When I met John, I was 25. Twenty-five-year-olds understand themselves to be so mature.

... time passes, as it has, and always will ...

I do not believe I have learned much in the intervening years. But I believe a huge portion of what little I have came - directly or indirectly - from knowing and loving my friend John.

At his memorial service - which we held on his birthday, months after John's death - the consensus on John was absolute. Only half of us had met before, yet we all were in agreement. No one there knew a different John. All the descriptions, stories, confounded experiences and symmetrical coincidences sprouting from his existence agreed. One of the things I'll always remember and aspire to about John was his honesty. It was hard-earned through his life, but earn it he did.

Be honest with yourself. I think getting one or two more people to that point is a legacy John would feel very good about indeed.

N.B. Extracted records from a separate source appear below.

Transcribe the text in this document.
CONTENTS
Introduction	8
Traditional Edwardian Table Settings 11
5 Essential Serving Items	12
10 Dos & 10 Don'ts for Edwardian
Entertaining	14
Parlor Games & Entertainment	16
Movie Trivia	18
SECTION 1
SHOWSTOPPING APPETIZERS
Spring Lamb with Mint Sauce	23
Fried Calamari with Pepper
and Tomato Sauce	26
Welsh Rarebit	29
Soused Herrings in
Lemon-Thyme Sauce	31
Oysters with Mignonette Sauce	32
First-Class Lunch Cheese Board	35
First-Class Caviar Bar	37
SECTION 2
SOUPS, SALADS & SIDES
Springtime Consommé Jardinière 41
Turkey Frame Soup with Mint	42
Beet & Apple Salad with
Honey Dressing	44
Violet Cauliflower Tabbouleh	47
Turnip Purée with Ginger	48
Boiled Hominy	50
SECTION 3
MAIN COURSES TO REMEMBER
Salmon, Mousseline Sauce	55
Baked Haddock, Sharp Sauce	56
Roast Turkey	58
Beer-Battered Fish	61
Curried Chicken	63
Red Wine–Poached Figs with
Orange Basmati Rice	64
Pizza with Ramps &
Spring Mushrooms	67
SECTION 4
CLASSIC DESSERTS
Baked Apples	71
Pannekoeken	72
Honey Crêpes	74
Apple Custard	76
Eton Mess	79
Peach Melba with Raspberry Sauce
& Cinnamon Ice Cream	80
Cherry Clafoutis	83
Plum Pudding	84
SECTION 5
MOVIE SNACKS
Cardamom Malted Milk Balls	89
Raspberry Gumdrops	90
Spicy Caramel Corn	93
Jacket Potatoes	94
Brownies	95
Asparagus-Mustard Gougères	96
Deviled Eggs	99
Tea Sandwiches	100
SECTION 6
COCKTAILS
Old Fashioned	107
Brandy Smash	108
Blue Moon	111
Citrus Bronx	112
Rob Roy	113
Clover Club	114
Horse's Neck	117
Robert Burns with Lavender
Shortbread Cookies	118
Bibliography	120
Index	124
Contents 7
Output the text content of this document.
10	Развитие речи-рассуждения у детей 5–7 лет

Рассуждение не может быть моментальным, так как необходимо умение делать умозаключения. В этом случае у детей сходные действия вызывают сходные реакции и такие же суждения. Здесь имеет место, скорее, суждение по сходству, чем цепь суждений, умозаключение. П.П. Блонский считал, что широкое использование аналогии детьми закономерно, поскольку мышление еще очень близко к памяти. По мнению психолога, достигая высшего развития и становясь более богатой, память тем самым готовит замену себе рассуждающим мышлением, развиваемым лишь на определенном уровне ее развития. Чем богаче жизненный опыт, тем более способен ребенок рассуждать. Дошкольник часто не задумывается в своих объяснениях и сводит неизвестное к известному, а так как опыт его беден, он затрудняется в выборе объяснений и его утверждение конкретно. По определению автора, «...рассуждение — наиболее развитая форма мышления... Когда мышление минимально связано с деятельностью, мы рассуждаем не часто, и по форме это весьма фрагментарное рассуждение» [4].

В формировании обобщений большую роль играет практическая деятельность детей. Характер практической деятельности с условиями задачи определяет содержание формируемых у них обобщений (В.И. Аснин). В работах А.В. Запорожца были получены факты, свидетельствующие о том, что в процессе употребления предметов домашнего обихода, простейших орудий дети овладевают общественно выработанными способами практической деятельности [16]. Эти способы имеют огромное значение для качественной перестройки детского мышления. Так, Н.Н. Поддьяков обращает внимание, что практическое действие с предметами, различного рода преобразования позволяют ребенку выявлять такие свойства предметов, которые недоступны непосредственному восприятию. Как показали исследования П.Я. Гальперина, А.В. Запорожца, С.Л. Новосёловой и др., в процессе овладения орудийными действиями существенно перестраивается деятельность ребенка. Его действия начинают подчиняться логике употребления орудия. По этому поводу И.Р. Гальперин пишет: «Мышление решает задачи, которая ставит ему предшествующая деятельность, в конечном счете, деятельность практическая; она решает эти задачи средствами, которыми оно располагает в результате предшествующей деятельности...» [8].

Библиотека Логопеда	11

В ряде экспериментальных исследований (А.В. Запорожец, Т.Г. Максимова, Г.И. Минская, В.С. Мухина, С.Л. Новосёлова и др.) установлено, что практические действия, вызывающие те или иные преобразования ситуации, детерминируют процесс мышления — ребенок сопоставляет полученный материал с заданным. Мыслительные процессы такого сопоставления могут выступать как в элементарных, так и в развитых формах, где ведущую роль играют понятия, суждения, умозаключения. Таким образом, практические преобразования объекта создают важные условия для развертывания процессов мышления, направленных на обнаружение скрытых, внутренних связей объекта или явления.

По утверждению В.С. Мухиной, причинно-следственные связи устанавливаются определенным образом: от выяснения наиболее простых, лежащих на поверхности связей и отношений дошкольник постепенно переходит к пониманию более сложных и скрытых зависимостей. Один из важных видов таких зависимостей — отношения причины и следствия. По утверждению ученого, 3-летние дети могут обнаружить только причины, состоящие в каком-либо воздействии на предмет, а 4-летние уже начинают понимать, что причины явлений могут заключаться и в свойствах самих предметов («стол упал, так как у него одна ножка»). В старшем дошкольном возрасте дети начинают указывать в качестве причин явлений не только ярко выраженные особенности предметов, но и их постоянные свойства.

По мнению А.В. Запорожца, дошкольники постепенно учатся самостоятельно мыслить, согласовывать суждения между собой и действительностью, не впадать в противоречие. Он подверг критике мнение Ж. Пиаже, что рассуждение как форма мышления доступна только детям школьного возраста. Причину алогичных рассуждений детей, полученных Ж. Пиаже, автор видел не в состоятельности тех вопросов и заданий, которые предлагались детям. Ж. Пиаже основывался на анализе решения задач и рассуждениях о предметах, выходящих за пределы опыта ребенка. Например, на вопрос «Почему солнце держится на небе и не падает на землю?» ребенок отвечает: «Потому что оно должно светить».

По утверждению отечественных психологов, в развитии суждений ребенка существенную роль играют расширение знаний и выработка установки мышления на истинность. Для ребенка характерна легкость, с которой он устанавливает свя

If I let go completely of trying, hard or otherwise, to eulogize John, what I get is this:
John, I really, really miss you. I wish we'd had more time, I'd made more time, I'd understood the end a bit better before it arrived. I got to tell you a lot that I loved you in your last couple of years, and I hope you know how much I meant and felt it when I did. I feel it now. That's the really shit thing about grief, John. That's what a ghost is.

Thank you. Love you.

P.S. - John had another, less-reputable legacy, which I'll aim to carry on in my own little way, like a god-awful torch of homonym:

The man himself.

As you know, Saint Patrick walked barefoot as an act of contrition, which made his feet rugged and blistered. He ate an ascetic’s diet, which made him weak and additionally gave him bad breath.
All of this made him...
A super-calloused fragile mystic, hexed by halitosis.